Para reforçar seu argumento, a defesa trouxe comprovantes que mostram o deslocamento de Combs. Eles mostraram que Combs estava em Nova York entre 24 e 29 de setembro de 2016. Ao mesmo tempo, a promotoria exibiu fotos de lesões atribuídas ao incidente, tiradas em Los Angeles no dia 26.

Portanto, segundo a defesa, o depoimento de Bongolan não se sustenta. “O governo sabia ou deveria saber que esse testemunho era falso,” afirmou a advogada Alexandra Shapiro.

Além disso, a defesa reclamou de interferências durante o interrogatório cruzado. Segundo os advogados, a promotoria tentou impedir que o time de defesa demonstrasse as contradições no depoimento. Como resultado, os jurados teriam recebido informações distorcidas.

A defesa do músico alega que “esse comportamento agravou os danos causados pelo falso testemunho.” Eles também afirmaram que “o incidente da sacada é apenas um exemplo de má conduta da promotoria durante o julgamento.”

No final de maio, os advogados já haviam feito outro pedido de anulação. Durante o julgamento, os promotores questionaram um perito sobre a suposta destruição das impressões digitais relacionadas ao incêndio no veículo de Kid Cudi.

A defesa argumentou que esse tipo de questionamento sugeria que Combs usou influência para interferir na investigação.

Eles argumentaram: “Eles estavam tentando plantar essa ideia nos jurados de que o Sr. Combs autorizou isso,” afirmou Shapiro. No entanto, o juiz negou o pedido inicial e considerou que as perguntas não causaram prejuízo ao réu.

Além disso, os advogados criticaram o depoimento de “Mia,” ex-assistente de Combs.
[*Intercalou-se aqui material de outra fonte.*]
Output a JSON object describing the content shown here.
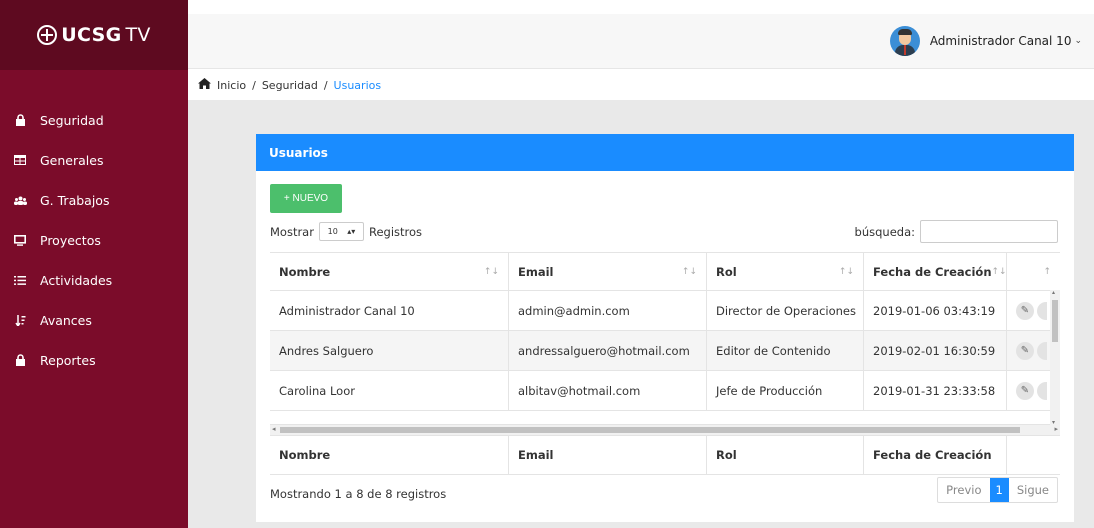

Ela contou que evitava multas ao mencionar que trabalhava com o rapper. De acordo com a defesa, esse tipo de informação reforça a narrativa de que Diddy exercia influência sobre as autoridades.

“Ficou claro que a intenção da promotoria era sugerir que o Sr. Combs tinha poder para manipular investigações,” alegaram os advogados.

Em setembro de 2024, autoridades prenderam Sean Combs em um hotel na cidade de Nova York, onde ele foi formalmente acusado de envolvimento em tráfico sexual, conspiração e crimes relacionados à prostituição. Ele declarou-se inocente de todas as acusações e, caso seja condenado, pode receber uma pena de prisão perpétua.

O julgamento será retomado na segunda-feira (9), entrando na quinta semana. A expectativa é de que a acusadora conhecida como “Jane” retorne para prestar novo depoimento.

Até o momento, a promotoria ainda não respondeu ao segundo pedido de anulação. No entanto, deve apresentar resposta antes da audiência.